しばらく余韻に浸っていたが、ジョン君の相談中だと思い出し、慌てて彼の方を見る。
自信満々に言った事が適当なことばかりだからなぁ。呆れ顔してたら、なんて言い返そうかな。じょーだんだよーって言えばいいか。
と、思っていたが、反応は逆みたいだ。
ジョンは顔をあげ、曇りのない綺麗な眼差しでオレを見ていた。
「ソウジさんは、やはりすこいですね。本当に、最短で欲する答えを導きだす才能がありますよ。すごいです。うん、とてもすごい。うん。うん!」
「お、おぅ。そりゃど~も」
ジョンは呟きながら何度も頷いた。
何がなんだか分からないが、とりあえず彼が元気を取り戻したみたいだし、良しとするか。
再びお茶を作り、一口飲もうとしたところ、扉をノックする音が聞こえてきた。
誰だろうな。
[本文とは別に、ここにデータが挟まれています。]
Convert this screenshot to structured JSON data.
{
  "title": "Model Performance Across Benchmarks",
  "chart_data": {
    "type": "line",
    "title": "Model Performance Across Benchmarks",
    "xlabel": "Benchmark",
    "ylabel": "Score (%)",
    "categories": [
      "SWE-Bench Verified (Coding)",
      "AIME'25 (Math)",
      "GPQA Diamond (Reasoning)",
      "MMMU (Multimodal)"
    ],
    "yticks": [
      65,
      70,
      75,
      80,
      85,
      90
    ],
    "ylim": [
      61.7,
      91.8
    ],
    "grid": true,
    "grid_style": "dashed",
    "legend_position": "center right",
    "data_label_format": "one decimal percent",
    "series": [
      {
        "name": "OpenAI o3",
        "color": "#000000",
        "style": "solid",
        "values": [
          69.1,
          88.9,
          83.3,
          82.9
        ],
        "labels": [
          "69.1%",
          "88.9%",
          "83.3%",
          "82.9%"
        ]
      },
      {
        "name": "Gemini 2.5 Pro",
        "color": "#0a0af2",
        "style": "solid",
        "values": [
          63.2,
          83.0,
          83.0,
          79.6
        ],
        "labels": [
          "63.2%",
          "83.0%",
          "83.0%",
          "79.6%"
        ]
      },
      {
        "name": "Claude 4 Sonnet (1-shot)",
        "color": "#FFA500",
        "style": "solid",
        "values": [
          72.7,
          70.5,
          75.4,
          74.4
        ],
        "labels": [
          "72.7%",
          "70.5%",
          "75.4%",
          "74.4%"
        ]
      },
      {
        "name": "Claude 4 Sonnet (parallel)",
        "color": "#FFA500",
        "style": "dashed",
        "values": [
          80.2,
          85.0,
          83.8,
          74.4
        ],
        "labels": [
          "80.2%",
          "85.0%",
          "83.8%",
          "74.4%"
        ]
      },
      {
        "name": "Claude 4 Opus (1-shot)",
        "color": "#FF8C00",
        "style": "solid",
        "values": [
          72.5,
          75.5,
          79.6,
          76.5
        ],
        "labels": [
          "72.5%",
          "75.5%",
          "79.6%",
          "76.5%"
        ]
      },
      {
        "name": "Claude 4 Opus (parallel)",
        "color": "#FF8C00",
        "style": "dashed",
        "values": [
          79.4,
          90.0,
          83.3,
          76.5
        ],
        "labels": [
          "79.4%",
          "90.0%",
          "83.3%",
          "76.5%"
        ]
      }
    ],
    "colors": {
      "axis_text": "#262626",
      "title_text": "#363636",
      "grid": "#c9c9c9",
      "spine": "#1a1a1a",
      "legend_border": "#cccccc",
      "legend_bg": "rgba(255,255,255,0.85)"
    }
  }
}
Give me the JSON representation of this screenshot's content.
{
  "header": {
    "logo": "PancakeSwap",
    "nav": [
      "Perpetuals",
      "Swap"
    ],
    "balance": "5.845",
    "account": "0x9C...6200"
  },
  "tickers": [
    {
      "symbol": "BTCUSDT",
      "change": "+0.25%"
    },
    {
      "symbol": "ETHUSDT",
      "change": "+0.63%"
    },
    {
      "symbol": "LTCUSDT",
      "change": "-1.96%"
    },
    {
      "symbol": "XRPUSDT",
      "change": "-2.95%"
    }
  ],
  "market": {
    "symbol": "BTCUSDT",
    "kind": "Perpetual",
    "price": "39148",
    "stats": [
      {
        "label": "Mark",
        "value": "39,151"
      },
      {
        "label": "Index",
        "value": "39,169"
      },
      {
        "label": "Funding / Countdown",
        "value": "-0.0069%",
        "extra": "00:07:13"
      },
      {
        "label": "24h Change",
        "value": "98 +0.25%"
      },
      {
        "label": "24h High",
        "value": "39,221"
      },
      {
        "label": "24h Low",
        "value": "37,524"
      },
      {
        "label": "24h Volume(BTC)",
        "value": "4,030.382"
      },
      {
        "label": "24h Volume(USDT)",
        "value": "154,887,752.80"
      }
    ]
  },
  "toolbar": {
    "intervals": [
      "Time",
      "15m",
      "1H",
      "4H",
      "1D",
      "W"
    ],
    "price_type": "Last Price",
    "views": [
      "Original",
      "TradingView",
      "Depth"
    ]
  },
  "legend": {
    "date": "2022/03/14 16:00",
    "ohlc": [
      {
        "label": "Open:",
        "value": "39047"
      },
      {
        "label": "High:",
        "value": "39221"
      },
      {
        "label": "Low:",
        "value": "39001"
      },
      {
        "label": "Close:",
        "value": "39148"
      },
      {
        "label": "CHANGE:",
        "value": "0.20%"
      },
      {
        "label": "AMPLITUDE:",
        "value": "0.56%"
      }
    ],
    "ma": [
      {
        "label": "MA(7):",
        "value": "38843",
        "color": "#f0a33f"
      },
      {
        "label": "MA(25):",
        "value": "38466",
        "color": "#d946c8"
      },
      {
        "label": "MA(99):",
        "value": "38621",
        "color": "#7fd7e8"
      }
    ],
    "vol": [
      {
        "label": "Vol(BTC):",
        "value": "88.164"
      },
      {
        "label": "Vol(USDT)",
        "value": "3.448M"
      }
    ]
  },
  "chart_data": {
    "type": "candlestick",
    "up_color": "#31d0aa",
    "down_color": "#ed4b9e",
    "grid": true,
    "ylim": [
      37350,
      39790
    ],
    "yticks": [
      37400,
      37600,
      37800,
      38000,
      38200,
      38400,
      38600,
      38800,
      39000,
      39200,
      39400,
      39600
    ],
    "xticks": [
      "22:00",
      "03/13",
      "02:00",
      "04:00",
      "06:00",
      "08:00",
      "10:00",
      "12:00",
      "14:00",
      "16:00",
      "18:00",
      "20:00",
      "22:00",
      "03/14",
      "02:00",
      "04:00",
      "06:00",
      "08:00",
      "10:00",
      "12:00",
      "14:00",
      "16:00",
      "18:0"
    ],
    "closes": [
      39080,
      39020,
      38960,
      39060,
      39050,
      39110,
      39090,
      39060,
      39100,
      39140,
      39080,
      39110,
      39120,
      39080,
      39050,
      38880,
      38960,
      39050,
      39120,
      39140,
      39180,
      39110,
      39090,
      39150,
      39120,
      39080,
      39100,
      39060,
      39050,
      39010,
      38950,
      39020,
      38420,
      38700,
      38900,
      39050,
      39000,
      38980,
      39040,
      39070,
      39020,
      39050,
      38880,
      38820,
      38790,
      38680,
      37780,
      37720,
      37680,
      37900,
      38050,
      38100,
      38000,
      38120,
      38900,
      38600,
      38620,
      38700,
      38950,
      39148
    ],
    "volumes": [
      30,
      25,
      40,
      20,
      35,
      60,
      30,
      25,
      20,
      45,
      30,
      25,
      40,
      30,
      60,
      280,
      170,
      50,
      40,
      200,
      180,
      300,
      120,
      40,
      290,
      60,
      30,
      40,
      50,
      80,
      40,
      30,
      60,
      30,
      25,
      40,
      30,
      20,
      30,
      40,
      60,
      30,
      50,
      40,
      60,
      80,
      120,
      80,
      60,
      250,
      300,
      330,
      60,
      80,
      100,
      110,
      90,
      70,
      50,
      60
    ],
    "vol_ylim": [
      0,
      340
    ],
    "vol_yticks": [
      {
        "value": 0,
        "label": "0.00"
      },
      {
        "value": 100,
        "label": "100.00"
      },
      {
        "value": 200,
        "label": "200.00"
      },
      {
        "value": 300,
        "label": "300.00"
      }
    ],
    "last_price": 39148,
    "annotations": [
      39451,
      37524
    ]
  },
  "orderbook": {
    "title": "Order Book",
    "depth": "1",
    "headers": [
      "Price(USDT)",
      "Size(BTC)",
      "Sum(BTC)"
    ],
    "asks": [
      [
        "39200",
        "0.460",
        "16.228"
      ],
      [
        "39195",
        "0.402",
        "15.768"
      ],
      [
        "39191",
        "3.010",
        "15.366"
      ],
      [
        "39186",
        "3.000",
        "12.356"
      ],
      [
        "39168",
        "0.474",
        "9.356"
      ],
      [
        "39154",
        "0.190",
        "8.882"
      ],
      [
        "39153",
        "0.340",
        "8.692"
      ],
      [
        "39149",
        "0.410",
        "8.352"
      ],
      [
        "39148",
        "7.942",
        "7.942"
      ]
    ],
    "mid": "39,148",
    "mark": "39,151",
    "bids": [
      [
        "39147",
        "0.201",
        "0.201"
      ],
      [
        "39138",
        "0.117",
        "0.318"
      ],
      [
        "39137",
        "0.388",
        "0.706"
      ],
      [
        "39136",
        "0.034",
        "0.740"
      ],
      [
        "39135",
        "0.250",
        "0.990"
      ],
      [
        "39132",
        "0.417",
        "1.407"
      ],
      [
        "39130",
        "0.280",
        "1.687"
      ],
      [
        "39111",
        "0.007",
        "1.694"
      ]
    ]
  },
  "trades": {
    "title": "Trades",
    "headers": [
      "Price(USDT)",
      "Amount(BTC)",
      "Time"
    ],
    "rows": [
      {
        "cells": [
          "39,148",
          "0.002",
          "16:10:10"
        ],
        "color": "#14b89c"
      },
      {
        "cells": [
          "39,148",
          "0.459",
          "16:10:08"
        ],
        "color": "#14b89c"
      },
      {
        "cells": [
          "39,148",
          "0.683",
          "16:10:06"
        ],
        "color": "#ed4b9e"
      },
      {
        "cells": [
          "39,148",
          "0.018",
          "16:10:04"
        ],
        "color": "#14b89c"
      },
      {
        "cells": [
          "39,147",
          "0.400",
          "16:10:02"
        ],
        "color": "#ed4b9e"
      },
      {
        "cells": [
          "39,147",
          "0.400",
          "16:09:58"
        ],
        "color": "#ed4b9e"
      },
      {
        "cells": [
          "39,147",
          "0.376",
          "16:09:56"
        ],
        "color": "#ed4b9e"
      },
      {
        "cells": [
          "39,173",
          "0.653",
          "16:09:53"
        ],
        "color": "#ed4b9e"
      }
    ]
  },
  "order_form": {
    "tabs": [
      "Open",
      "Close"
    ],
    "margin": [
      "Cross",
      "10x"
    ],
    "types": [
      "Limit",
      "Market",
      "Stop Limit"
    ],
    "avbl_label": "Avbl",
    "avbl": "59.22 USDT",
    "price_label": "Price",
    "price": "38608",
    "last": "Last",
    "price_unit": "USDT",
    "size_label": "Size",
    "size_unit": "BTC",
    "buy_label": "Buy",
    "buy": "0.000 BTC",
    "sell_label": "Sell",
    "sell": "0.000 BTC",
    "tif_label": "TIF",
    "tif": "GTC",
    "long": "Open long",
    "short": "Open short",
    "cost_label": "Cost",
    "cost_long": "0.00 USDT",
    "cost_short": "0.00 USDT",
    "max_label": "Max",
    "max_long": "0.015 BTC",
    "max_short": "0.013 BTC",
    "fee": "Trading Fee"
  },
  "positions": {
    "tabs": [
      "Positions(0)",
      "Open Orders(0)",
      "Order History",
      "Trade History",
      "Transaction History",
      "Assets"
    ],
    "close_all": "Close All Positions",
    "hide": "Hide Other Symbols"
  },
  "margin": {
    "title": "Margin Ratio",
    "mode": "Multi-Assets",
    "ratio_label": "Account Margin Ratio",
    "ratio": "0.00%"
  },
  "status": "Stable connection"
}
オレ達のチームメイトはほぼ全員、予定があるみたいだったし。単純に考えて、ミカエルあたりかな?
「入っていいか?」
「うん、もう部屋に入ってますよ。ミカエルさん」
素早いジョンの返答にミカエルは「悪いな、癖だ」と大笑いしながらオレ達に近づいてくる。
それにしてもいつも思っていたが、この男はデカイな。
高身長のロディオと比べても、彼が小さく見えてしまうだろうな。ワスターレと比べても差が出るくらいかな。
「なんだ、二人いたのか。それなら手っ取り早い」
「うん、それでどうされたのですか? てっきりあなたはロゼさんと一緒にいると思っていましたが」
「うむまぁ、そうだったんだがなぁ。あの二人がいる空間にずっといると気が休まるところが無くてな、お前達に話があると言って、離れてきた」
あー、分かるなーそれ。
クリエットとローゼンの仲は傍から見たら異常なほどだからねぇ。ホント、周りに漏斗状の花が咲きそうなほどに、ね。
「それにしても小僧、お前は最初に会った時よりも元気になったみたいだな。何か溜まっていたモノでも解消出来たのか?」
「うん、表現は微妙ですが、だいたいそんなところですよ」
ジョンはオレと話す前とは違い、屈託のない笑顔を見せながら答えた。
どうやらちゃんと吹っ切れたようで安心した。彼がいなければこの計画は成功しなかったと思うし、戻ってきてくれて助かったよ。
「そんで~? オレ達に話って、何かな~」
「おぅおぅそうだったな、忘れかけていた。実はな、一つ提案を出しに来たのだがな......」
ミカエルは親指で後ろを指して言った。